A pulled hamstring injury manifests itself with quick lunging, running, or jumping. Sudden buckling pulls hamstring muscle. A ‘pulled hamstring’ commonly pops oftentimes it impairs even standing.  A hamstring injury afflicts spasm, tightness, and tenderness more severity develops swelling and bruising. Variably, palpable defects (by touch) entrench itself in the muscle. Tears and strains are mid-thigh in the back where a tendon originates next to the buttocks.

Sports that perpetuate a hamstring injuries are sprinting sports, track and field, football, soccer, and basketball. Potential risk factors for pulled hamstring pain variegates from inadequate stretching, muscle weakness misbalancing hamstring muscle strength, also an imbalance between the hamstrings and quadriceps. Even poor footwear can affect it, and perpetual injury from insufficient recovery from previous damage.

How To Diagnose A Pulled Hamstring

  • GRADE ONE – sensation of cramp or tightness with slight pain because muscle is stretching or contracting
  • ŸGRADE TWO – this hamstring strain actualizes more severe pain immediately, that is stretching and contraction sensitizing a ping. Which is an unquestionable elastic sensation
  • GRADE THREE – horizontal bruising ensues the strained hamstring. A grade three hamstring strain is a severe injury. There is an immediate burning or stabbing awareness without pain coupled walking impairment. Muscle tissue is completely torn, a large lump and depression may develop near the tear

GRADE TWO and THREE injuries are related with large bruising because tissues are bleeding.

Initial pulled hamstring relief is RICE (rest, ice, compression, elevation) that is so essential for the bruising and throbbing. The first five days a compression bandage to limit bleeding and tissue swelling, with elevation is crucial. Couple an ice pack too for twenty minutes every two hours following this treatment active rehabilitation begins. Recovery time for GRADE ONE is about three weeks rest and GRADE TWO is four to six weeks.
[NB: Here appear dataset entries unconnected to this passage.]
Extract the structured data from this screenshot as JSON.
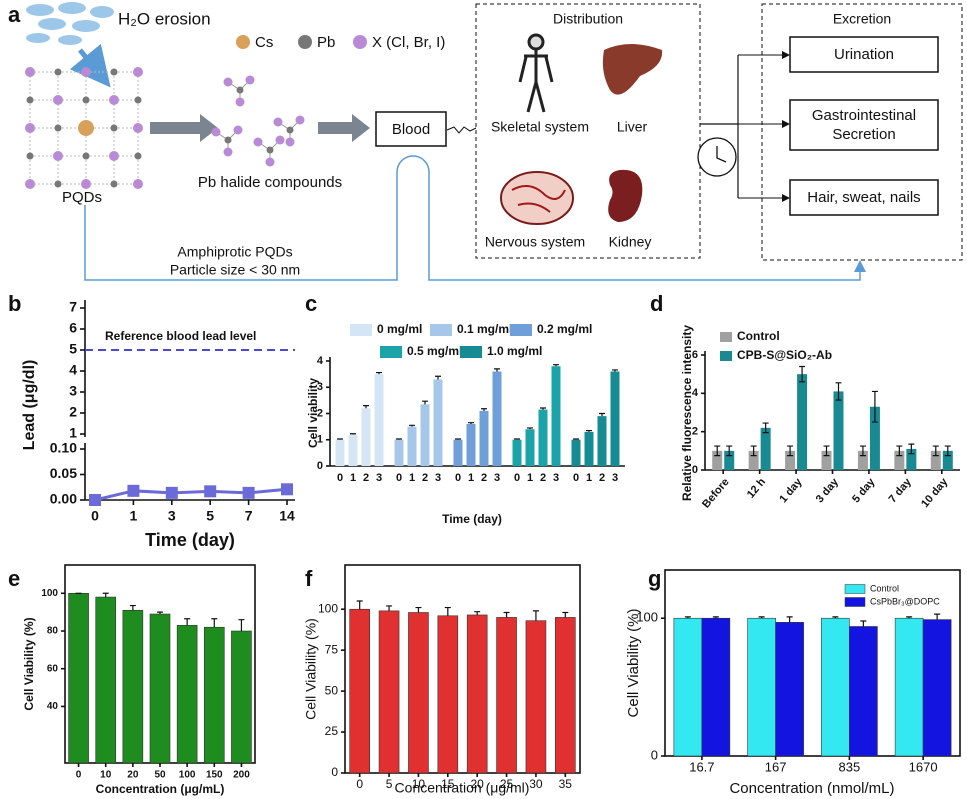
{
  "diagram": {
    "label": "a",
    "h2o": "H₂O erosion",
    "legend": [
      {
        "symbol": "Cs",
        "color": "#d9a05a"
      },
      {
        "symbol": "Pb",
        "color": "#777777"
      },
      {
        "symbol": "X (Cl, Br, I)",
        "color": "#b98ad6"
      }
    ],
    "pqds": "PQDs",
    "pb_halide": "Pb halide compounds",
    "blood": "Blood",
    "amphiprotic": [
      "Amphiprotic PQDs",
      "Particle size < 30 nm"
    ],
    "distribution": {
      "title": "Distribution",
      "organs": [
        "Skeletal system",
        "Liver",
        "Nervous system",
        "Kidney"
      ]
    },
    "excretion": {
      "title": "Excretion",
      "routes": [
        "Urination",
        [
          "Gastrointestinal",
          "Secretion"
        ],
        "Hair, sweat, nails"
      ]
    }
  },
  "chart_data": [
    {
      "type": "line",
      "label": "b",
      "categories": [
        "0",
        "1",
        "3",
        "5",
        "7",
        "14"
      ],
      "values": [
        0,
        0.018,
        0.014,
        0.017,
        0.014,
        0.021
      ],
      "color": "#6a6ad8",
      "ylim": [
        0,
        0.1
      ],
      "yticks": [
        {
          "value": 0,
          "label": "0.00"
        },
        {
          "value": 0.05,
          "label": "0.05"
        },
        {
          "value": 0.1,
          "label": "0.10"
        }
      ],
      "upper_ylim": [
        1,
        7
      ],
      "upper_yticks": [
        1,
        2,
        3,
        4,
        5,
        6,
        7
      ],
      "reference_line": {
        "value": 5,
        "label": "Reference blood lead level",
        "color": "#4a4ad0"
      },
      "xlabel": "Time (day)",
      "ylabel": "Lead (μg/dl)"
    },
    {
      "type": "bar",
      "label": "c",
      "categories": [
        "0",
        "1",
        "2",
        "3"
      ],
      "series": [
        {
          "name": "0 mg/ml",
          "color": "#d4e5f6",
          "values": [
            1.0,
            1.2,
            2.2,
            3.5
          ],
          "errors": [
            0.03,
            0.03,
            0.1,
            0.06
          ]
        },
        {
          "name": "0.1 mg/ml",
          "color": "#a7c7ea",
          "values": [
            1.0,
            1.5,
            2.35,
            3.3
          ],
          "errors": [
            0.03,
            0.05,
            0.12,
            0.12
          ]
        },
        {
          "name": "0.2 mg/ml",
          "color": "#6f9fd8",
          "values": [
            1.0,
            1.6,
            2.1,
            3.6
          ],
          "errors": [
            0.03,
            0.05,
            0.08,
            0.1
          ]
        },
        {
          "name": "0.5 mg/ml",
          "color": "#1ba3aa",
          "values": [
            1.0,
            1.4,
            2.15,
            3.8
          ],
          "errors": [
            0.03,
            0.05,
            0.06,
            0.06
          ]
        },
        {
          "name": "1.0 mg/ml",
          "color": "#168b93",
          "values": [
            1.0,
            1.3,
            1.9,
            3.6
          ],
          "errors": [
            0.03,
            0.05,
            0.1,
            0.06
          ]
        }
      ],
      "ylim": [
        0,
        4
      ],
      "yticks": [
        0,
        1,
        2,
        3,
        4
      ],
      "xlabel": "Time (day)",
      "ylabel": "Cell viability"
    },
    {
      "type": "bar",
      "label": "d",
      "categories": [
        "Before",
        "12 h",
        "1 day",
        "3 day",
        "5 day",
        "7 day",
        "10 day"
      ],
      "series": [
        {
          "name": "Control",
          "color": "#a0a0a0",
          "values": [
            1.0,
            1.0,
            1.0,
            1.0,
            1.0,
            1.0,
            1.0
          ],
          "errors": [
            0.25,
            0.25,
            0.25,
            0.25,
            0.25,
            0.25,
            0.25
          ]
        },
        {
          "name": "CPB-S@SiO₂-Ab",
          "color": "#1a8a92",
          "values": [
            1.0,
            2.2,
            5.0,
            4.1,
            3.3,
            1.1,
            1.0
          ],
          "errors": [
            0.25,
            0.25,
            0.4,
            0.45,
            0.8,
            0.25,
            0.25
          ]
        }
      ],
      "ylim": [
        0,
        6
      ],
      "yticks": [
        0,
        2,
        4,
        6
      ],
      "ylabel": "Relative fluorescence intensity"
    },
    {
      "type": "bar",
      "label": "e",
      "categories": [
        "0",
        "10",
        "20",
        "50",
        "100",
        "150",
        "200"
      ],
      "values": [
        100,
        98,
        91,
        89,
        83,
        82,
        80
      ],
      "errors": [
        0,
        2,
        2.5,
        1,
        3.5,
        4.5,
        6
      ],
      "color": "#1e8c1e",
      "ylim": [
        10,
        115
      ],
      "yticks": [
        40,
        60,
        80,
        100
      ],
      "xlabel": "Concentration (μg/mL)",
      "ylabel": "Cell Viability (%)"
    },
    {
      "type": "bar",
      "label": "f",
      "categories": [
        "0",
        "5",
        "10",
        "15",
        "20",
        "25",
        "30",
        "35"
      ],
      "values": [
        100,
        99,
        98,
        96,
        96.5,
        95,
        93,
        95
      ],
      "errors": [
        5,
        3,
        3,
        5,
        2,
        3,
        6,
        3
      ],
      "color": "#e03030",
      "ylim": [
        0,
        127
      ],
      "yticks": [
        0,
        25,
        50,
        75,
        100
      ],
      "xlabel": "Concentration (μg/ml)",
      "ylabel": "Cell Viability (%)"
    },
    {
      "type": "bar",
      "label": "g",
      "categories": [
        "16.7",
        "167",
        "835",
        "1670"
      ],
      "series": [
        {
          "name": "Control",
          "color": "#33e8f0",
          "values": [
            100,
            100,
            100,
            100
          ],
          "errors": [
            1,
            1,
            1,
            1
          ]
        },
        {
          "name": "CsPbBr₃@DOPC",
          "color": "#1414e0",
          "values": [
            100,
            97,
            94,
            99
          ],
          "errors": [
            1,
            4,
            4,
            4
          ]
        }
      ],
      "ylim": [
        0,
        135
      ],
      "yticks": [
        0,
        100
      ],
      "xlabel": "Concentration (nmol/mL)",
      "ylabel": "Cell Viability (%)"
    }
  ]
}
A rupture will require surgery and three months of consistent rehabilitation.

Only progress to pulled hamstring stretches when  you do not feel pain, then you should start with

  • Leg Extension – lie on your back with bent knees bent, feet flat on the floor and arms relaxed by your side. Slowly curl the injured leg’s knee to your chest then slowly raise your leg straight in the air, but assure your back is flat against the floor. Hold for 20 seconds then return to the start position. Repeat raises but have the legs closer to your torso for a thorough stretch
  • Seated Bend – sit on the floor with feet straight in front of you. Cross your feet at the ankles, the injured leg on the bottom. Slowly bend forward at the hips, try touching your nose to your knee and maintain a straight back Hold for 20 seconds then return to the start position
  • Gluteus Stretch – lie your back and feet flat on the floor. Cross your injured leg’s ankle over your other leg’s knee. Cautiously bend your legs to your chest, using your hands for assistance. The stretch is for the hamstring and gluteus muscles
  • Leg Raise – lie flat on your stomach with legs straightened. Slowly curl up your injured leg to a 45-degree angle before lifting the knee an inch off the ground. Hold 10 seconds before returning the knee to the ground and slowly unroll your leg back to the start position. When this exercise is easy to perform, add a weight to your ankle

Everyone progresses differently and a positive indicator to be optimistic about, is if you walk without pain. Good luck!